Posting shapes and values for easy reference.

Shapes:
# data: 2x2x4
    # helper, slots: 2x2
    # dest: 2x3x4

'''
    dest
    tensor([[[ 0,  1,  2,  3],
         [ 4,  5,  6,  7],
         [ 8,  9, 10, 11]],

        [[12, 13, 14, 15],
         [16, 17, 18, 19],
         [20, 21, 22, 23]]])
    helper
tensor([[0, 0],
        [1, 1]])
    slots
tensor([[0, 1],
        [0, 1]])
    data
tensor([[[1000, 1001, 1002, 1003],
         [1004, 1005, 1006, 1007]],

        [[1008, 1009, 1010, 1011],
         [1012, 1013, 1014, 1015]]])


after line dest[helper, slots] = data:
dest
tensor([[[1000, 1001, 1002, 1003],
         [1004, 1005, 1006, 1007],
         [   8,    9,   10,   11]],

        [[1008, 1009, 1010, 1011],
         [1012, 1013, 1014, 1015],
         [  20,   21,   22,   23]]])
    '''

Relating to the min-repro, here is a possible line of workaround.

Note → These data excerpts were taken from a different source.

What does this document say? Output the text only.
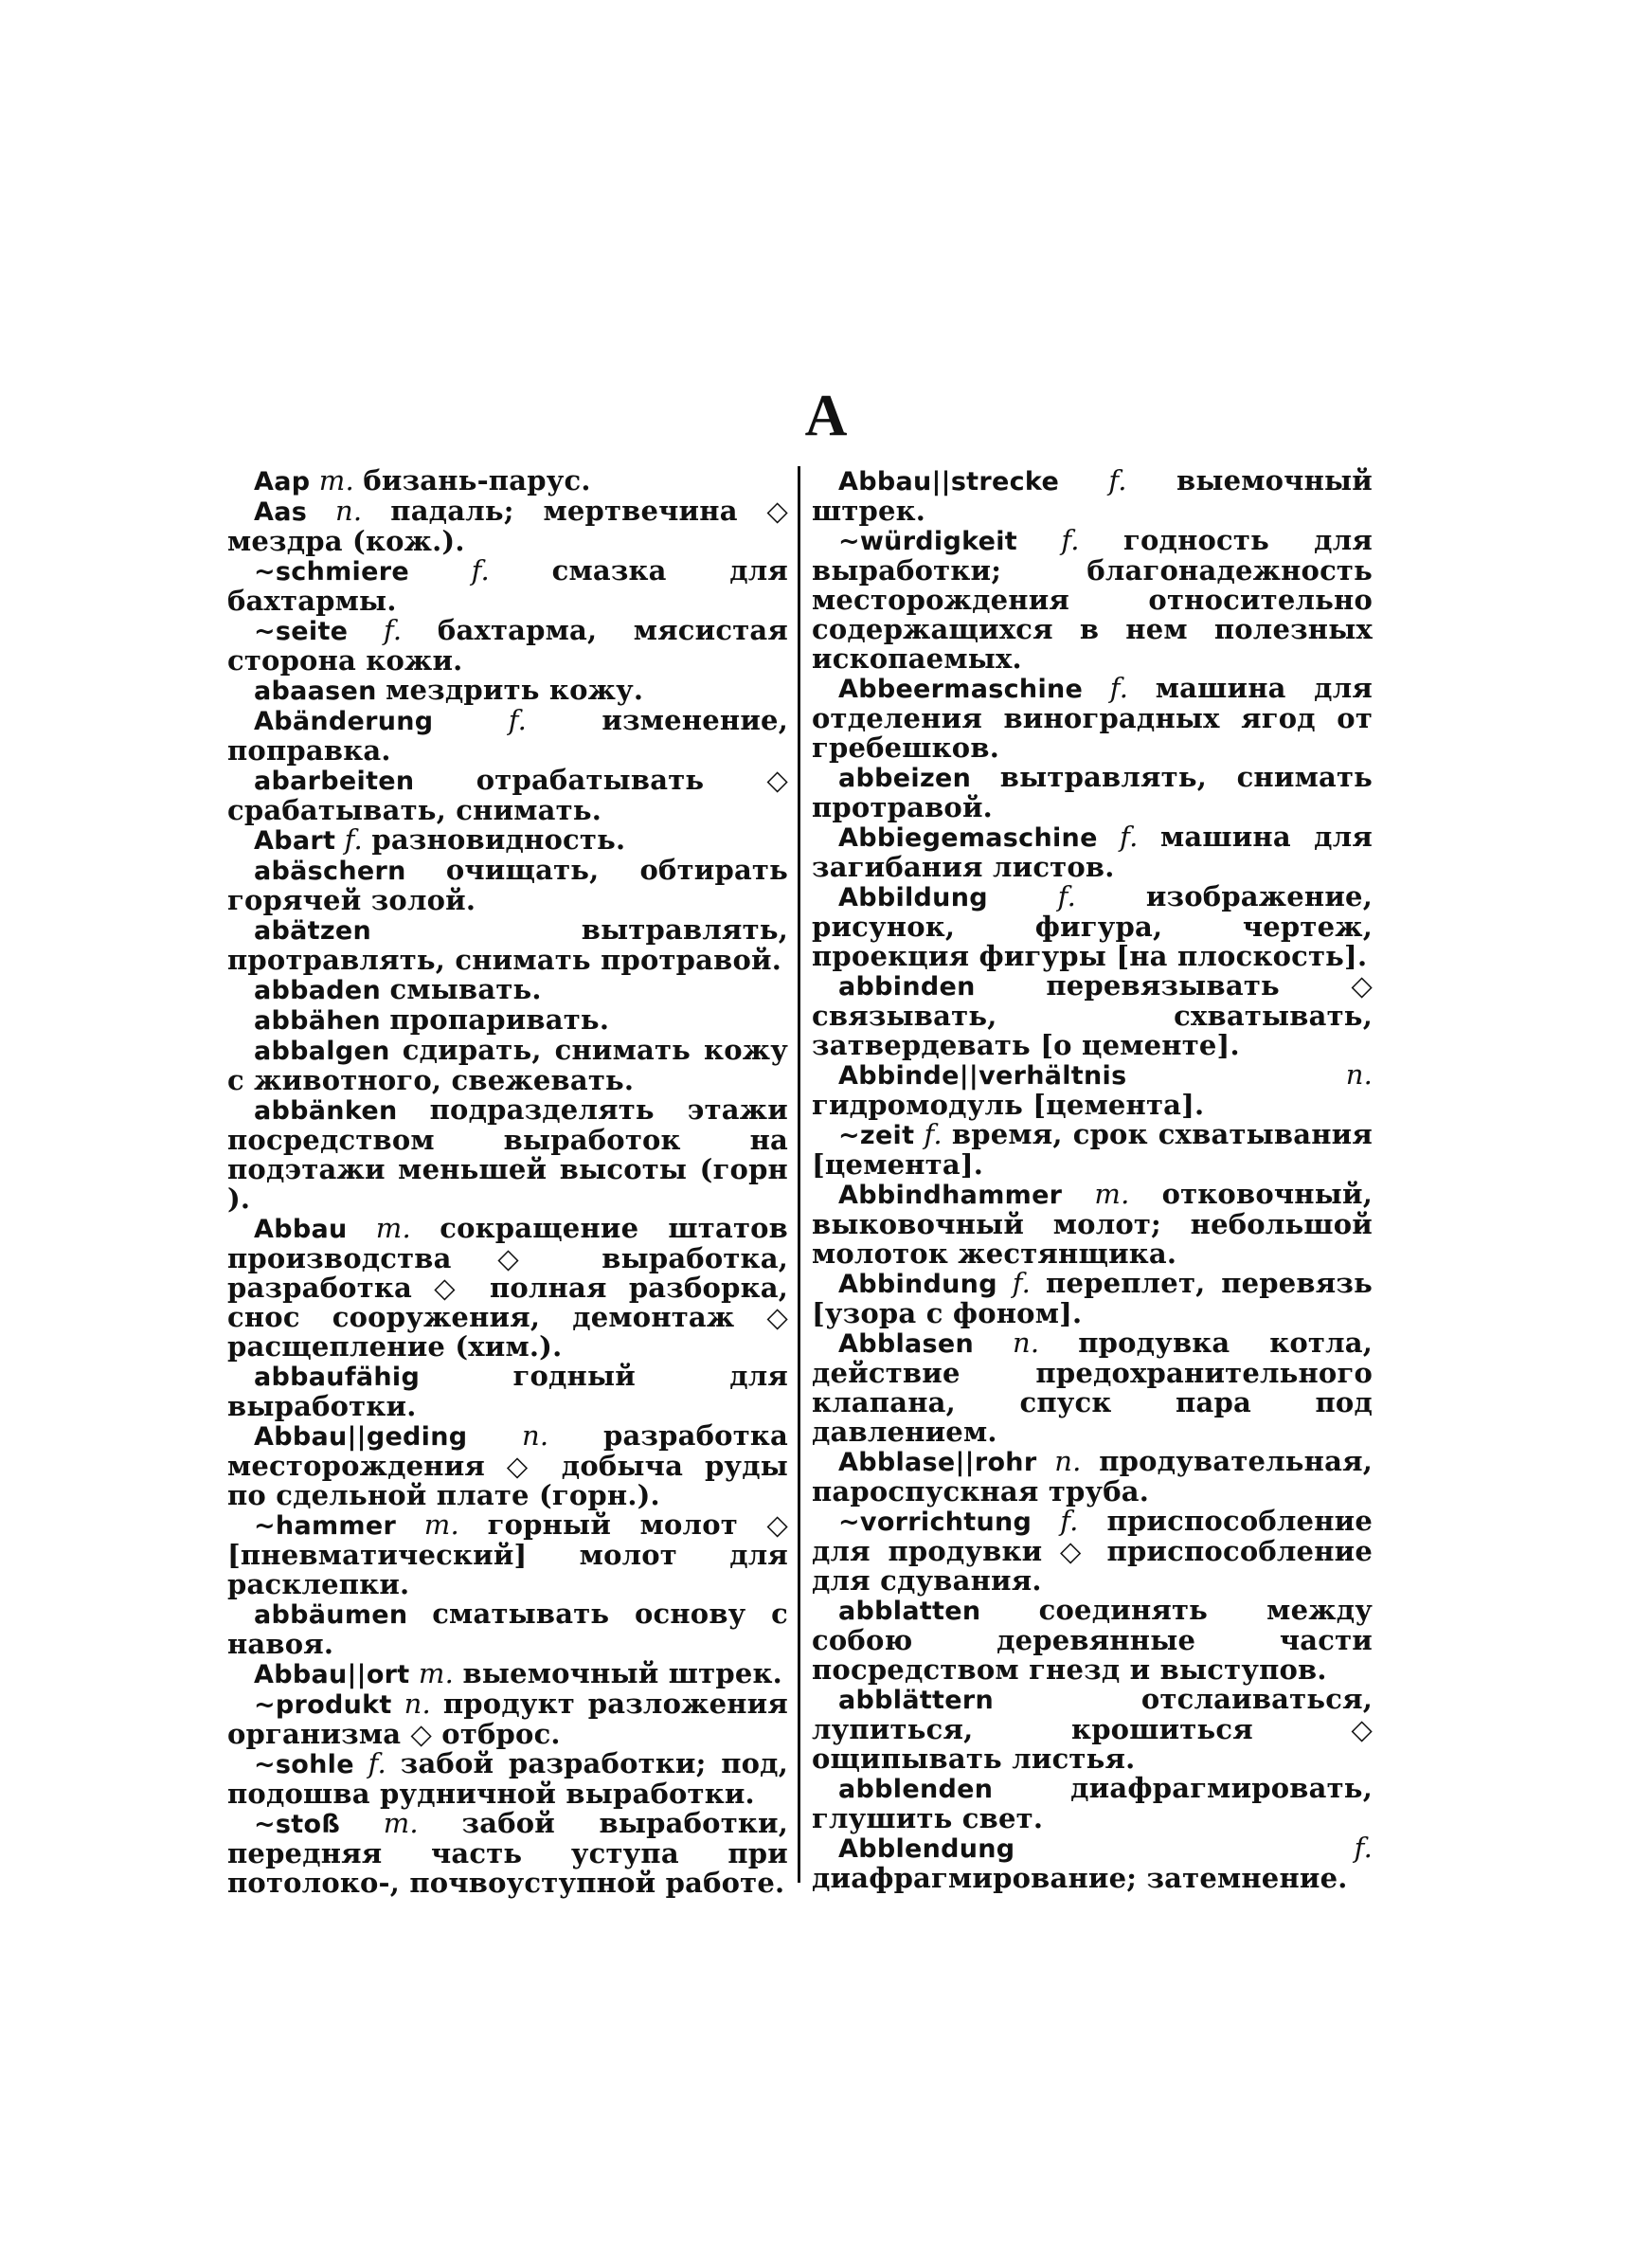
A

Aap m. бизань-парус.

Aas n. падаль; мертвечина ◇ мездра (кож.).

~schmiere f. смазка для бахтармы.

~seite f. бахтарма, мясистая сторона кожи.

abaasen мездрить кожу.

Abänderung	f.	изменение, поправка.

abarbeiten отрабатывать ◇ срабатывать, снимать.

Abart f. разновидность.

abäschern очищать, обтирать горячей золой.

abätzen	вытравлять, протравлять, снимать протравой.

abbaden смывать.

abbähen пропаривать.

abbalgen сдирать, снимать кожу с животного, свежевать.

abbänken подразделять этажи посредством выработок на подэтажи меньшей высоты (горн ).

Abbau m. сокращение штатов производства ◇ выработка, разработка ◇ полная разборка, снос сооружения, демонтаж ◇ расщепление (хим.).

abbaufähig	годный для выработки.

Abbau||geding n. разработка месторождения ◇ добыча руды по сдельной плате (горн.).

~hammer m. горный молот ◇ [пневматический] молот для расклепки.

abbäumen сматывать основу с навоя.

Abbau||ort m. выемочный штрек.

~produkt n. продукт разложения организма ◇ отброс.

~sohle f. забой разработки; под, подошва рудничной выработки.

~stoß m. забой выработки, передняя часть уступа при потолоко-, почвоуступной работе.

Abbau||strecke f. выемочный штрек.

~würdigkeit f. годность для выработки; благонадежность месторождения относительно содержащихся в нем полезных ископаемых.

Abbeermaschine f. машина для отделения виноградных ягод от гребешков.

abbeizen вытравлять, снимать протравой.

Abbiegemaschine f. машина для загибания листов.

Abbildung	f.	изображение, рисунок, фигура, чертеж, проекция фигуры [на плоскость].

abbinden	перевязывать ◇ связывать, схватывать, затвердевать [о цементе].

Abbinde||verhältnis	n. гидромодуль [цемента].

~zeit f. время, срок схватывания [цемента].

Abbindhammer m. отковочный, выковочный молот; небольшой молоток жестянщика.

Abbindung f. переплет, перевязь [узора с фоном].

Abblasen n. продувка котла, действие предохранительного клапана, спуск пара под давлением.

Abblase||rohr n. продувательная, пароспускная труба.

~vorrichtung f. приспособление для продувки ◇ приспособление для сдувания.

abblatten соединять между собою деревянные части посредством гнезд и выступов.

abblättern	отслаиваться, лупиться, крошиться ◇ ощипывать листья.

abblenden	диафрагмировать, глушить свет.

Abblendung	f. диафрагмирование; затемнение.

idx = torch.tensor([[[0,0,0,0], [0,0,0,0]], [[1,1,1,1], [1,1,1,1]]], device=device)
x = torch.zeros_like(dest)
dest = dest.scatter(0, idx, data)

Scatter (rather than advanced indexing) seems to work on HPU
The only issue is converting helper and slots tensors to an appropriate indexing tensor for the scatter.

Another workaround it to do the dest[helper, slots] = data operation on cpu:

data = data.to('cpu')
helper = helper.to('cpu')
slots = slots.to('cpu')
dest= dest.to('cpu')
dest[helper, slots] = data
data = data.to('hpu')
helper = helper.to('hpu')
slots = slots.to('hpu')
dest= dest.to('hpu')

Though this will likely be slow, so I’d recommend a scatter based workaround better speed

Let us know if the workaround is feasible.

Thanks! I haven’t had a chance to try it yet (hopefully in the coming days); instances are very expensive . . .

This code is in the hot path of the training loop, so moving to CPU is not viable. I’m worried that the scatter will also be slower: in the original formulation, we are effectively scattering rows, so (in theory) the kernel can copy a whole row of 4096 elements at once. With the scatter operation built in to torch, we’re forced to specify indices for each element, so even if we fill up that last dim with arange, the kernel can’t optimize over that fairly large last dim.

Do you have any idea when a fix could be available? (Weeks, months?) Thanks again.

Fixes can happen only when a new version is release, which has its own cadence. Once it is fixed in some future release, we’ll post here. In the meanwhile, you might have to workaround by something like scatter unfortunately.